O termo “movimento browniano” vem da física e, grosso modo, é o estudo do movimento
aleatório realizado por certas partículas em determinados meios. Como as
partículas em movimento e a própria ideia de aleatoriedade, Charlotte escolhe
seus parceiros anônimos pelo acaso, ainda que neles exista a semelhança pelo
estranho e incomum.
Dividido em três partes, na primeira etapa acompanhamos essa
rotina secreta da personagem. Suas aventuras de prazer com estranhos, sua
rotina de mãe e esposa, sua rotina de trabalho. Todas essas coisas se dão
dentro da normalidade. Não há, nos gestos ou no rosto de Charlotte, em nenhum
momento, algo que diferencie qualquer aspecto dessa rotina de uma normalidade
tranquila.
Do prazer com estranhos à leitura de uma história infantil para
o filho, tudo transcorre sem sobressaltos. Até que uma coincidência a
surpreende, e isso destrava um mecanismo que a desnorteia completamente, e seu
segredo é descoberto pelo marido.
Na segunda parte vem o tratamento. Na terceira, uma mudança.
Movimento Browniano
pode ser uma antítese da crise conjugal como a conhecemos. No lugar dos
diálogos insistentes, de discussões ou explicações exasperadas, o que temos é o
silêncio, que ocupa a maior parte do filme. Mas o pouco dito não significa
ausência de significados ou de sentidos.
A beleza do filme se encontra em seu mistério. Na forma
quieta como transcorre sua trama, na observação do movimento de Charlotte. Está
numa certa incompreensão de sua natureza e na forma como mesmo sem diálogos compreendemos
os sentimentos dos personagens, mesmo quando imersos em grande confusão.

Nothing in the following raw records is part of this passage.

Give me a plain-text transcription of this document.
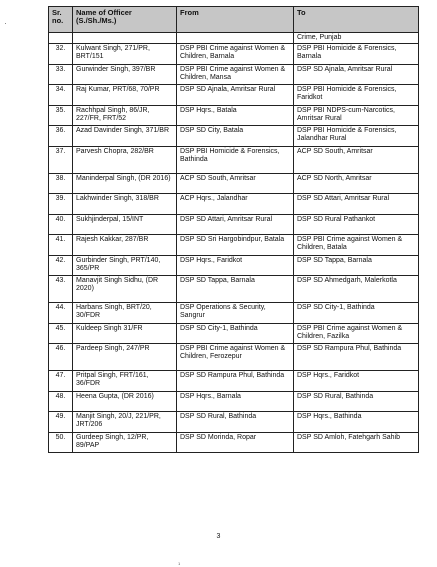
·
Sr. no.	Name of Officer (S./Sh./Ms.)	From	To
			Crime, Punjab
32.	Kulwant Singh, 271/PR, BRT/151	DSP PBI Crime against Women & Children, Barnala	DSP PBI Homicide & Forensics, Barnala
33.	Gurwinder Singh, 397/BR	DSP PBI Crime against Women & Children, Mansa	DSP SD Ajnala, Amritsar Rural
34.	Raj Kumar, PRT/68, 70/PR	DSP SD Ajnala, Amritsar Rural	DSP PBI Homicide & Forensics, Faridkot
35.	Rachhpal Singh, 86/JR, 227/FR, FRT/52	DSP Hqrs., Batala	DSP PBI NDPS-cum-Narcotics, Amritsar Rural
36.	Azad Davinder Singh, 371/BR	DSP SD City, Batala	DSP PBI Homicide & Forensics, Jalandhar Rural
37.	Parvesh Chopra, 282/BR	DSP PBI Homicide & Forensics, Bathinda	ACP SD South, Amritsar
38.	Maninderpal Singh, (DR 2016)	ACP SD South, Amritsar	ACP SD North, Amritsar
39.	Lakhwinder Singh, 318/BR	ACP Hqrs., Jalandhar	DSP SD Attari, Amritsar Rural
40.	Sukhjinderpal, 15/INT	DSP SD Attari, Amritsar Rural	DSP SD Rural Pathankot
41.	Rajesh Kakkar, 287/BR	DSP SD Sri Hargobindpur, Batala	DSP PBI Crime against Women & Children, Batala
42.	Gurbinder Singh, PRT/140, 365/PR	DSP Hqrs., Faridkot	DSP SD Tappa, Barnala
43.	Manavjit Singh Sidhu, (DR 2020)	DSP SD Tappa, Barnala	DSP SD Ahmedgarh, Malerkotla
44.	Harbans Singh, BRT/20, 30/FDR	DSP Operations & Security, Sangrur	DSP SD City-1, Bathinda
45.	Kuldeep Singh 31/FR	DSP SD City-1, Bathinda	DSP PBI Crime against Women & Children, Fazilka
46.	Pardeep Singh, 247/PR	DSP PBI Crime against Women & Children, Ferozepur	DSP SD Rampura Phul, Bathinda
47.	Pritpal Singh, FRT/161, 36/FDR	DSP SD Rampura Phul, Bathinda	DSP Hqrs., Faridkot
48.	Heena Gupta, (DR 2016)	DSP Hqrs., Barnala	DSP SD Rural, Bathinda
49.	Manjit Singh, 20/J, 221/PR, JRT/206	DSP SD Rural, Bathinda	DSP Hqrs., Bathinda
50.	Gurdeep Singh, 12/PR, 89/PAP	DSP SD Morinda, Ropar	DSP SD Amloh, Fatehgarh Sahib
3
1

Se respostas ficam abertas, se a dúvida ou a imprecisão ficam
como resultado do filme, vale lembrar da necessidade que deveríamos ter hoje –
em dias de um cinema mastigado ao limite da estupidez – de reaprender a sair da
sessão sem certezas. A ausência de respostas não deve ser problema, apenas a
preguiça de tentar desvendá-las deveria ser. Neste sentido, Movimento Browniano arrisca-se, sai da
mesmice e pode desagradar ou frustrar. Mas para quem ainda tem coragem e gosto,
fica o desafio e o prazer de se sentir desafiado.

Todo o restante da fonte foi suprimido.